The film A Clockwork Orange (1971) was not banned in Britain. On the contrary, it was passed uncut by the British Board of Film Censors with rating 18. But it was withdrawn from distribution, and only in December 1999, after director Stanley Kubrick died, did Warner Brothers announce that it would be released again. Who was responsible and what were their exact reasons?
There is a lack of clarity here, partly because Kubrick never discussed the withdrawal in public. Thus Alan Travis writes in the Guardian in 1999 that the withdrawal resulted from a decision in 1974 "by Stanley Kubrick, the police and Warner Brothers". He quotes John Senior, vice-president of Warner Brothers, whom he describes as "involved" in the decision, as saying that "The police were saying to us: 'We think you should do something about this. It is getting dangerous'." In 2000, a few months later, Peter Bradshaw explains, also in the Guardian, that Kubrick "instructed" Warner Brothers in 1973 to withdraw the film from British distribution. Is there a reliable source for that statement? Is it certain that Kubrick had the contractual right to require a withdrawal?

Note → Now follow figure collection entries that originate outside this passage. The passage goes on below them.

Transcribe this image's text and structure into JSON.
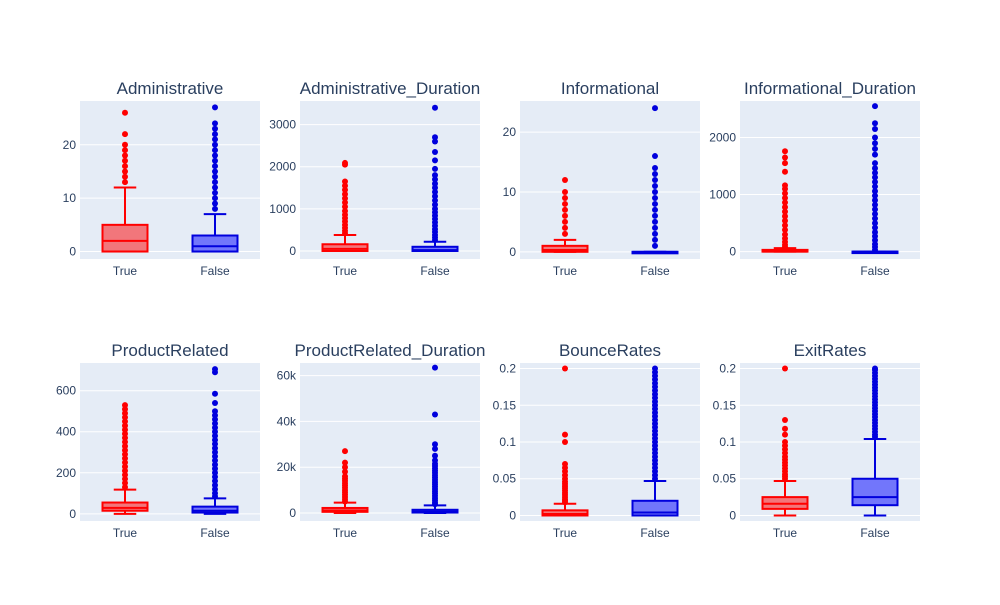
{
  "colors": {
    "plot_bg": "#e5ecf6",
    "true_line": "#ff0000",
    "true_fill": "rgba(255,0,0,0.5)",
    "false_line": "#0000dd",
    "false_fill": "rgba(0,0,255,0.5)"
  },
  "chart_data": [
    {
      "type": "box",
      "title": "Administrative",
      "categories": [
        "True",
        "False"
      ],
      "ylim": [
        -1.4,
        28.2
      ],
      "yticks": [
        0,
        10,
        20
      ],
      "ytick_labels": [
        "0",
        "10",
        "20"
      ],
      "boxes": [
        {
          "category": "True",
          "min": 0,
          "q1": 0,
          "median": 2,
          "q3": 5,
          "max": 12,
          "outliers": [
            13,
            14,
            15,
            16,
            17,
            18,
            19,
            20,
            22,
            26
          ]
        },
        {
          "category": "False",
          "min": 0,
          "q1": 0,
          "median": 1,
          "q3": 3,
          "max": 7,
          "outliers": [
            8,
            9,
            10,
            11,
            12,
            13,
            14,
            15,
            16,
            17,
            18,
            19,
            20,
            21,
            22,
            23,
            24,
            27
          ]
        }
      ]
    },
    {
      "type": "box",
      "title": "Administrative_Duration",
      "categories": [
        "True",
        "False"
      ],
      "ylim": [
        -190,
        3560
      ],
      "yticks": [
        0,
        1000,
        2000,
        3000
      ],
      "ytick_labels": [
        "0",
        "1000",
        "2000",
        "3000"
      ],
      "boxes": [
        {
          "category": "True",
          "min": 0,
          "q1": 0,
          "median": 50,
          "q3": 160,
          "max": 380,
          "outliers": [
            420,
            480,
            550,
            620,
            700,
            780,
            860,
            950,
            1050,
            1150,
            1250,
            1350,
            1450,
            1550,
            1650,
            2050,
            2090
          ]
        },
        {
          "category": "False",
          "min": 0,
          "q1": 0,
          "median": 20,
          "q3": 100,
          "max": 220,
          "outliers": [
            260,
            320,
            380,
            450,
            520,
            600,
            680,
            760,
            840,
            920,
            1000,
            1100,
            1200,
            1300,
            1400,
            1500,
            1600,
            1700,
            1800,
            1950,
            2150,
            2350,
            2600,
            2700,
            3400
          ]
        }
      ]
    },
    {
      "type": "box",
      "title": "Informational",
      "categories": [
        "True",
        "False"
      ],
      "ylim": [
        -1.2,
        25.2
      ],
      "yticks": [
        0,
        10,
        20
      ],
      "ytick_labels": [
        "0",
        "10",
        "20"
      ],
      "boxes": [
        {
          "category": "True",
          "min": 0,
          "q1": 0,
          "median": 0.3,
          "q3": 1,
          "max": 2,
          "outliers": [
            3,
            4,
            5,
            6,
            7,
            8,
            9,
            10,
            12
          ]
        },
        {
          "category": "False",
          "min": 0,
          "q1": 0,
          "median": 0,
          "q3": 0,
          "max": 0,
          "outliers": [
            1,
            2,
            3,
            4,
            5,
            6,
            7,
            8,
            9,
            10,
            11,
            12,
            13,
            14,
            16,
            24
          ]
        }
      ]
    },
    {
      "type": "box",
      "title": "Informational_Duration",
      "categories": [
        "True",
        "False"
      ],
      "ylim": [
        -130,
        2640
      ],
      "yticks": [
        0,
        1000,
        2000
      ],
      "ytick_labels": [
        "0",
        "1000",
        "2000"
      ],
      "boxes": [
        {
          "category": "True",
          "min": 0,
          "q1": 0,
          "median": 0,
          "q3": 30,
          "max": 60,
          "outliers": [
            80,
            120,
            170,
            230,
            300,
            380,
            460,
            540,
            620,
            700,
            780,
            860,
            940,
            1020,
            1100,
            1160,
            1400,
            1550,
            1650,
            1760
          ]
        },
        {
          "category": "False",
          "min": 0,
          "q1": 0,
          "median": 0,
          "q3": 0,
          "max": 0,
          "outliers": [
            30,
            80,
            130,
            200,
            270,
            340,
            420,
            500,
            580,
            660,
            740,
            820,
            900,
            980,
            1060,
            1140,
            1220,
            1300,
            1380,
            1460,
            1550,
            1700,
            1800,
            1900,
            2000,
            2150,
            2250,
            2550
          ]
        }
      ]
    },
    {
      "type": "box",
      "title": "ProductRelated",
      "categories": [
        "True",
        "False"
      ],
      "ylim": [
        -35,
        735
      ],
      "yticks": [
        0,
        200,
        400,
        600
      ],
      "ytick_labels": [
        "0",
        "200",
        "400",
        "600"
      ],
      "boxes": [
        {
          "category": "True",
          "min": 0,
          "q1": 15,
          "median": 29,
          "q3": 55,
          "max": 118,
          "outliers": [
            130,
            150,
            170,
            190,
            210,
            230,
            250,
            270,
            290,
            310,
            330,
            350,
            370,
            390,
            410,
            430,
            450,
            470,
            490,
            510,
            530
          ]
        },
        {
          "category": "False",
          "min": 0,
          "q1": 6,
          "median": 15,
          "q3": 35,
          "max": 75,
          "outliers": [
            85,
            100,
            120,
            140,
            160,
            180,
            200,
            220,
            240,
            260,
            280,
            300,
            320,
            340,
            360,
            380,
            400,
            420,
            440,
            460,
            480,
            500,
            540,
            585,
            690,
            705
          ]
        }
      ]
    },
    {
      "type": "box",
      "title": "ProductRelated_Duration",
      "categories": [
        "True",
        "False"
      ],
      "ylim": [
        -3500,
        65500
      ],
      "yticks": [
        0,
        20000,
        40000,
        60000
      ],
      "ytick_labels": [
        "0",
        "20k",
        "40k",
        "60k"
      ],
      "boxes": [
        {
          "category": "True",
          "min": 0,
          "q1": 500,
          "median": 1100,
          "q3": 2200,
          "max": 4500,
          "outliers": [
            5000,
            6000,
            7000,
            8000,
            9000,
            10000,
            11000,
            12000,
            13000,
            14000,
            15000,
            16000,
            18000,
            20000,
            22000,
            27000
          ]
        },
        {
          "category": "False",
          "min": 0,
          "q1": 200,
          "median": 600,
          "q3": 1400,
          "max": 3300,
          "outliers": [
            3800,
            4500,
            5500,
            6500,
            7500,
            8500,
            9500,
            10500,
            11500,
            12500,
            13500,
            14500,
            15500,
            16500,
            17500,
            18500,
            19500,
            20500,
            21500,
            23000,
            25000,
            28000,
            30000,
            43000,
            63500
          ]
        }
      ]
    },
    {
      "type": "box",
      "title": "BounceRates",
      "categories": [
        "True",
        "False"
      ],
      "ylim": [
        -0.0075,
        0.2075
      ],
      "yticks": [
        0,
        0.05,
        0.1,
        0.15,
        0.2
      ],
      "ytick_labels": [
        "0",
        "0.05",
        "0.1",
        "0.15",
        "0.2"
      ],
      "boxes": [
        {
          "category": "True",
          "min": 0,
          "q1": 0,
          "median": 0.002,
          "q3": 0.007,
          "max": 0.016,
          "outliers": [
            0.018,
            0.02,
            0.022,
            0.025,
            0.028,
            0.031,
            0.034,
            0.037,
            0.04,
            0.043,
            0.046,
            0.05,
            0.055,
            0.06,
            0.065,
            0.07,
            0.1,
            0.11,
            0.2
          ]
        },
        {
          "category": "False",
          "min": 0,
          "q1": 0,
          "median": 0.004,
          "q3": 0.02,
          "max": 0.047,
          "outliers": [
            0.05,
            0.055,
            0.06,
            0.065,
            0.07,
            0.075,
            0.08,
            0.085,
            0.09,
            0.095,
            0.1,
            0.105,
            0.11,
            0.115,
            0.12,
            0.125,
            0.13,
            0.135,
            0.14,
            0.145,
            0.15,
            0.155,
            0.16,
            0.165,
            0.17,
            0.175,
            0.18,
            0.185,
            0.19,
            0.195,
            0.2
          ]
        }
      ]
    },
    {
      "type": "box",
      "title": "ExitRates",
      "categories": [
        "True",
        "False"
      ],
      "ylim": [
        -0.0075,
        0.2075
      ],
      "yticks": [
        0,
        0.05,
        0.1,
        0.15,
        0.2
      ],
      "ytick_labels": [
        "0",
        "0.05",
        "0.1",
        "0.15",
        "0.2"
      ],
      "boxes": [
        {
          "category": "True",
          "min": 0,
          "q1": 0.009,
          "median": 0.016,
          "q3": 0.025,
          "max": 0.047,
          "outliers": [
            0.05,
            0.053,
            0.056,
            0.06,
            0.064,
            0.068,
            0.072,
            0.076,
            0.08,
            0.085,
            0.09,
            0.095,
            0.1,
            0.11,
            0.118,
            0.13,
            0.2
          ]
        },
        {
          "category": "False",
          "min": 0,
          "q1": 0.014,
          "median": 0.025,
          "q3": 0.05,
          "max": 0.104,
          "outliers": [
            0.107,
            0.11,
            0.114,
            0.118,
            0.122,
            0.126,
            0.13,
            0.134,
            0.138,
            0.142,
            0.146,
            0.15,
            0.154,
            0.158,
            0.162,
            0.166,
            0.17,
            0.174,
            0.178,
            0.182,
            0.186,
            0.19,
            0.194,
            0.198,
            0.2
          ]
        }
      ]
    }
  ]
}
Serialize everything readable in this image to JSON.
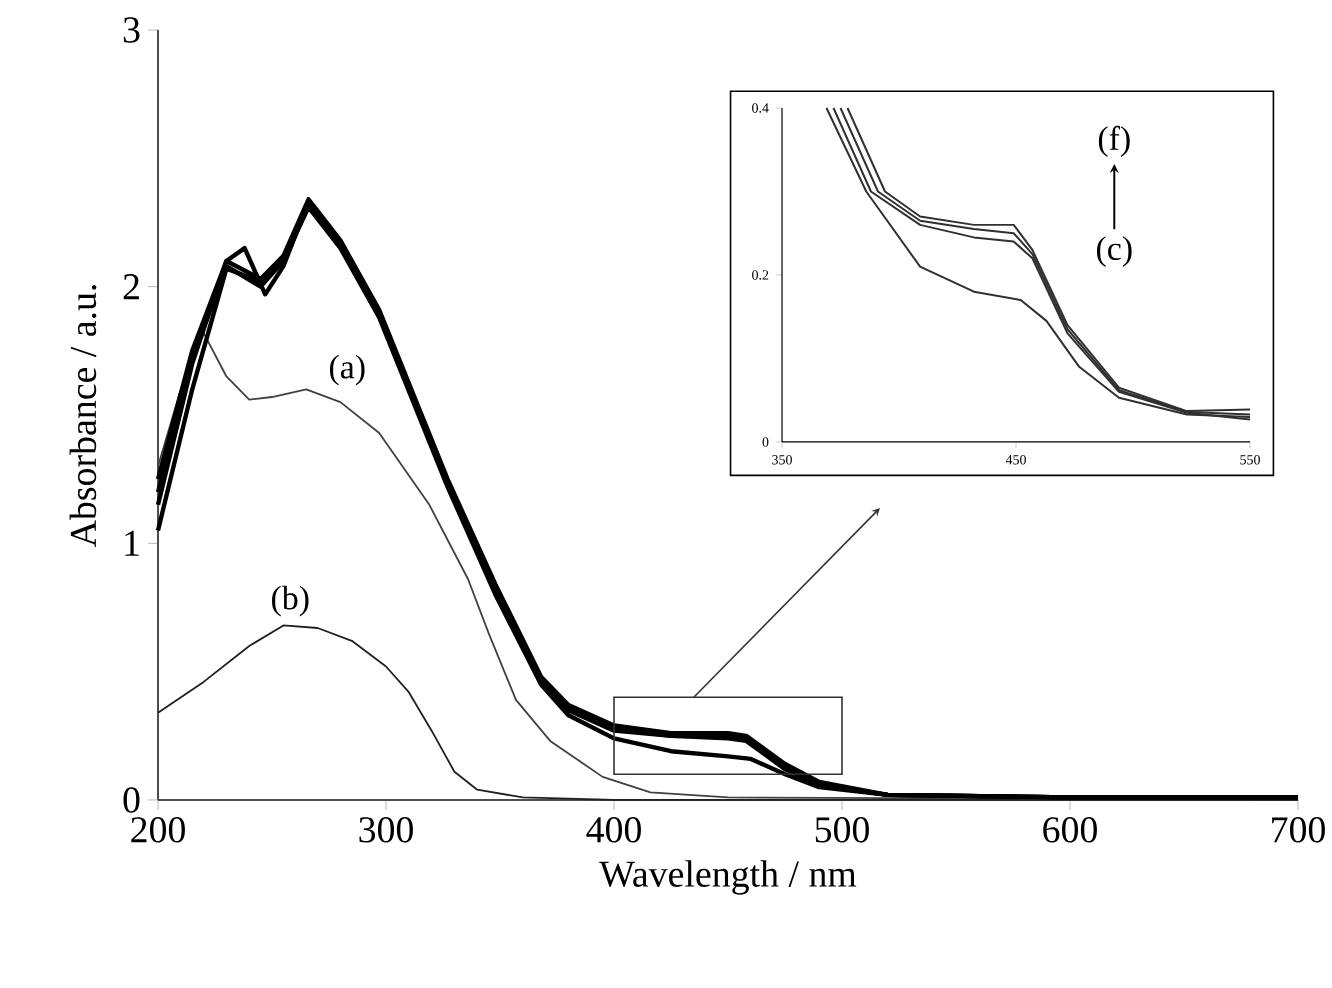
{
  "chart_data": [
    {
      "type": "line",
      "xlabel": "Wavelength / nm",
      "ylabel": "Absorbance / a.u.",
      "xlim": [
        200,
        700
      ],
      "ylim": [
        0,
        3
      ],
      "xticks": [
        200,
        300,
        400,
        500,
        600,
        700
      ],
      "yticks": [
        0,
        1,
        2,
        3
      ],
      "annotations": [
        {
          "text": "(a)",
          "x": 283,
          "y": 1.58
        },
        {
          "text": "(b)",
          "x": 258,
          "y": 0.68
        }
      ],
      "series": [
        {
          "color": "#404040",
          "x": [
            200,
            210,
            220,
            230,
            240,
            250,
            265,
            280,
            297,
            319,
            336,
            345,
            357,
            372,
            395,
            416,
            450,
            700
          ],
          "values": [
            1.3,
            1.6,
            1.82,
            1.65,
            1.56,
            1.57,
            1.6,
            1.55,
            1.43,
            1.15,
            0.86,
            0.65,
            0.39,
            0.23,
            0.09,
            0.03,
            0.01,
            0
          ]
        },
        {
          "color": "#202020",
          "x": [
            200,
            220,
            240,
            255,
            270,
            285,
            300,
            310,
            320,
            330,
            340,
            360,
            400,
            700
          ],
          "values": [
            0.34,
            0.46,
            0.6,
            0.68,
            0.67,
            0.62,
            0.52,
            0.42,
            0.27,
            0.11,
            0.04,
            0.01,
            0,
            0
          ]
        },
        {
          "color": "#000000",
          "x": [
            200,
            215,
            230,
            245,
            255,
            266,
            280,
            297,
            327,
            348,
            368,
            380,
            400,
            425,
            450,
            460,
            475,
            490,
            520,
            600,
            700
          ],
          "values": [
            1.05,
            1.6,
            2.07,
            2.02,
            2.1,
            2.31,
            2.15,
            1.88,
            1.22,
            0.8,
            0.45,
            0.33,
            0.24,
            0.19,
            0.17,
            0.16,
            0.1,
            0.05,
            0.02,
            0.01,
            0.01
          ]
        },
        {
          "color": "#000000",
          "x": [
            200,
            215,
            230,
            238,
            247,
            255,
            266,
            280,
            297,
            327,
            348,
            368,
            380,
            400,
            425,
            450,
            458,
            475,
            490,
            520,
            600,
            700
          ],
          "values": [
            1.15,
            1.7,
            2.1,
            2.15,
            1.97,
            2.08,
            2.33,
            2.17,
            1.9,
            1.24,
            0.83,
            0.47,
            0.36,
            0.28,
            0.25,
            0.24,
            0.23,
            0.12,
            0.06,
            0.02,
            0.01,
            0.01
          ]
        },
        {
          "color": "#000000",
          "x": [
            200,
            215,
            230,
            245,
            255,
            266,
            280,
            297,
            327,
            348,
            368,
            380,
            400,
            425,
            450,
            458,
            475,
            490,
            520,
            600,
            700
          ],
          "values": [
            1.2,
            1.72,
            2.08,
            2.0,
            2.1,
            2.32,
            2.16,
            1.89,
            1.23,
            0.82,
            0.46,
            0.35,
            0.27,
            0.25,
            0.25,
            0.24,
            0.13,
            0.06,
            0.02,
            0.01,
            0.01
          ]
        },
        {
          "color": "#000000",
          "x": [
            200,
            215,
            230,
            245,
            255,
            266,
            280,
            297,
            327,
            348,
            368,
            380,
            400,
            425,
            450,
            458,
            475,
            490,
            520,
            600,
            700
          ],
          "values": [
            1.25,
            1.75,
            2.1,
            2.03,
            2.12,
            2.34,
            2.18,
            1.91,
            1.25,
            0.84,
            0.48,
            0.37,
            0.29,
            0.26,
            0.26,
            0.25,
            0.14,
            0.07,
            0.02,
            0.01,
            0.01
          ]
        }
      ]
    },
    {
      "type": "line",
      "xlim": [
        350,
        550
      ],
      "ylim": [
        0,
        0.4
      ],
      "xticks": [
        350,
        450,
        550
      ],
      "yticks": [
        0,
        0.2,
        0.4
      ],
      "annotations": [
        "(f)",
        "(c)"
      ],
      "series": [
        {
          "color": "#303030",
          "x": [
            369,
            386,
            409,
            432,
            452,
            463,
            477,
            494,
            523,
            550
          ],
          "values": [
            0.4,
            0.3,
            0.21,
            0.18,
            0.17,
            0.145,
            0.09,
            0.053,
            0.033,
            0.03
          ]
        },
        {
          "color": "#303030",
          "x": [
            372,
            388,
            409,
            432,
            449,
            457,
            472,
            494,
            523,
            550
          ],
          "values": [
            0.4,
            0.3,
            0.26,
            0.245,
            0.24,
            0.22,
            0.13,
            0.06,
            0.035,
            0.027
          ]
        },
        {
          "color": "#303030",
          "x": [
            375,
            391,
            409,
            432,
            449,
            457,
            472,
            494,
            523,
            550
          ],
          "values": [
            0.4,
            0.3,
            0.265,
            0.255,
            0.25,
            0.225,
            0.135,
            0.062,
            0.036,
            0.033
          ]
        },
        {
          "color": "#303030",
          "x": [
            378,
            394,
            409,
            432,
            449,
            457,
            472,
            494,
            523,
            550
          ],
          "values": [
            0.4,
            0.3,
            0.27,
            0.26,
            0.26,
            0.23,
            0.14,
            0.065,
            0.037,
            0.039
          ]
        }
      ]
    }
  ]
}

We know that Warner Brothers pulled the film. We also know that after it was passed by the BBFC the Home Secretary, Reginald Maudling, was concerned about it. According to the BBC, film critic Alexander Walker recalled that "Stanley Kubrick and the distributors, Warner Brothers, suddenly realised they were being put in the dock by no less a person than the home secretary of the day." Walker is writing metaphorically, since neither Warner Brothers nor Kubrick were criminally prosecuted. The record shows that Maudling had expressed his worry that the film might contribute to real-life violence on 10 January 1972, three days before it was publicly released in Britain and before the instances of actual violence for which some held the film to be at least partly to blame. It would be interesting to know whether any relevant state papers have been released, perhaps under the 30-year rule. What were the contributions of the British state, Kubrick, and Warner Brothers to the decision to withdraw this film?